Advertisement

A Ticket for Help

Share
TIMES STAFF WRITER

The City of Hope does it. The Democrats do it. UCLA academic benefactors do it.

So when Kendall Severson needed money for a cause dear to her heart, she cooked up plans for a benefit dinner, too.

She talked a chef into donating the use of his restaurant. Talked a band into providing entertainment. Talked local merchants into donating raffle prizes. Talked an artist into designing invitations. Talked a copy shop into printing them.

And now Severson, 34, is trying to talk perfect strangers into buying $100-a-plate tickets she hopes will pay for a new van for her disabled mother.

Advertisement

Severson, 34, is a relentless, passionate talker. “This is a barn-raising, L.A.-style,” she says. “When people ask me why I’m doing it, I ask them how could I not do it?”

Monday night’s fund-raiser is called “Driving Ms. Ruth-Elaine.” Proceeds will go toward buying a van with an hydraulic lift for Ruth-Elaine Giliberti, who has multiple sclerosis and relies on an electric scooter to maneuver around the house.

Giliberti, 61, is a former actress who worked on such TV shows as 1960’s “Surfside 6.” She was found to have the neurological disease in 1968 and since then has gradually lost the use of her legs.

Severson is a restaurant consultant from Marina del Rey.

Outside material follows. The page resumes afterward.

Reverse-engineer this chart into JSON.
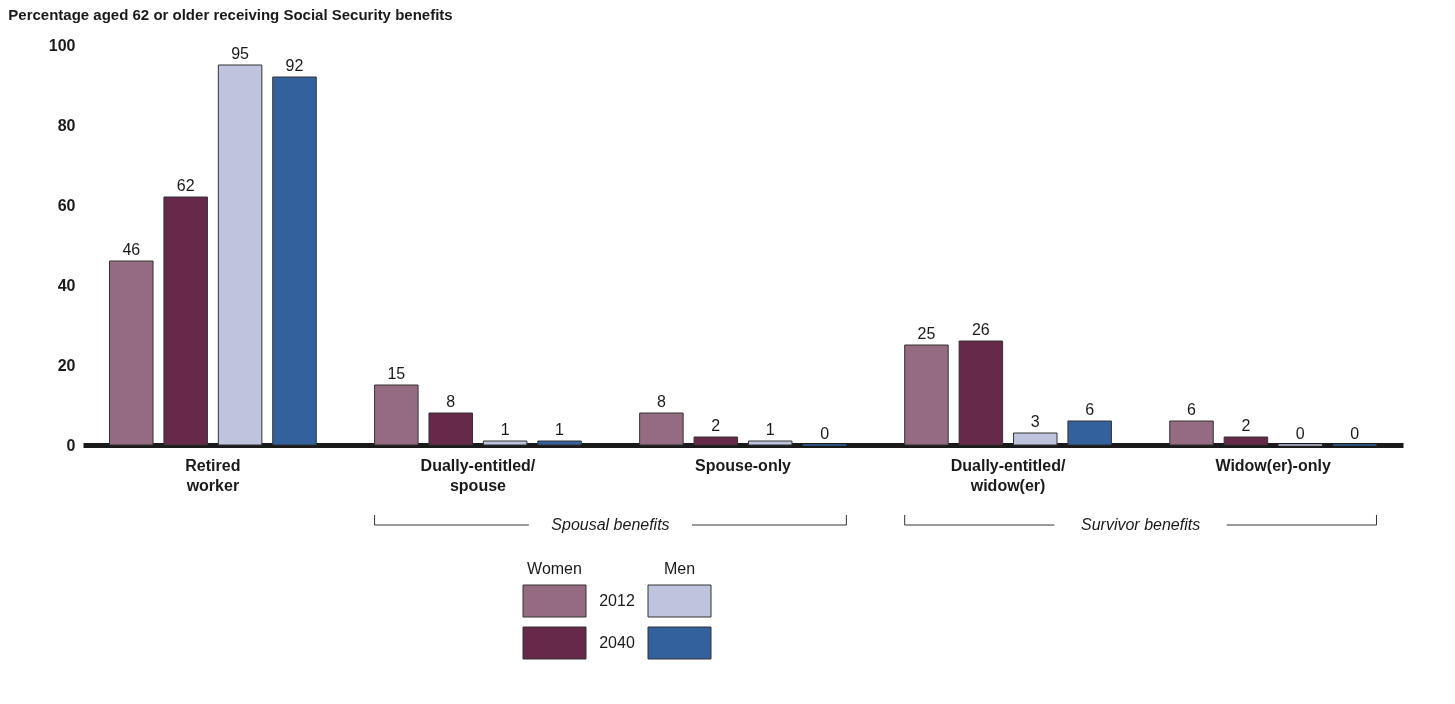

She’s borrowing ideas for her $100-a-plate affair from professional money-raisers who long ago turned the ubiquitous benefit dinner into a staple of Los Angeles’ society supper set.

She decided to get a van for her mother after a Thanksgiving visit to her parents’ Palm Springs home. Although she had watched her mother grow increasingly frail over the years, Severson said she was shocked to find Giliberti immobile--and her 63-year-old father, Eduardo, struggling to lift her between her wheelchair and the car.

“When I physically put her legs in the car, I thought, ‘This is it. This woman’s going to be a shut-in,’ ” Severson said. “It was a crisis. I’d seen vans, but I knew I couldn’t afford to buy one for her. I had to do something.”

Advertisement

Severson talked to a friend, Tiffany Harris of Glendale, who had been involved in a fund-raiser a year earlier for a woman who lost her legs when she was hit by a car. Harris gave Severson copies of announcements, invitations and press releases that had been used for that event.

Severson plunged right in. She called the owner of Emi Restaurant in Hollywood and asked if she could hold a dinner there. “My knees were shaking. I felt real sheepish. I told him the benefit was for my mom--she has MS and needs a van. He looked at me and said, ‘Of course you can do it here.’ ”

Emi’s Enrico Glaudo said he was impressed, not turned off, by the mother-daughter charity request. “I’d do the same thing for my family,” he said the other day.

Severson set out next to find entertainment for the dinner. She realized, she said, that people would expect something other than lasagna Bolognese for their $100.

She called the leader of a band she’d heard play in Santa Monica--and Danny Weis of Inglewood quickly agreed to perform. She contacted an artist whose funky-looking painted shoes had caught her eye in a Palm Springs coffee shop--and Robert Fischer immediately promised to send a trailer-load of his unusual work for display at the dinner.

Silver Lake waiter Francis Lee volunteered the help of his wife, graphic artist Shannon Lee, to design invitations and advertising posters for Severson. Manhattan Beach copy shop operators Jim Hess and Don Winfrey agreed to donate the printing.

Advertisement

Marina del Rey neighbor Ed Burzminski offered Severson the use of his own company’s bulk mailing permit. Venice resident Susan Coleman began assembling a 750-name mailing list on her computer.

A dozen friends began meeting weekly at Severson’s apartment to help her and husband, Corbin Severson, stuff envelopes, come up with names of people to invite and solicit gifts to be raffled off.

Because Severson is not connected with a charity, no city permit is needed for her fund-raiser, according to Los Angeles officials. But because the dinner lacks a nonprofit designation from the state, tickets are not tax-deductible.

Severson is hoping that 200 people come to the dinner. By Wednesday afternoon, 95 reservations had been made.

She acknowledged that it isn’t easy approaching strangers and asking them to come to a $100-per-plate dinner. “People think it’s the oddest thing,” she said.

If the fund-raiser comes up a little short, Severson already knows whom she’ll approach next.

Advertisement

“I’ll go to a van dealership,” she said. “And talk with them about getting involved.”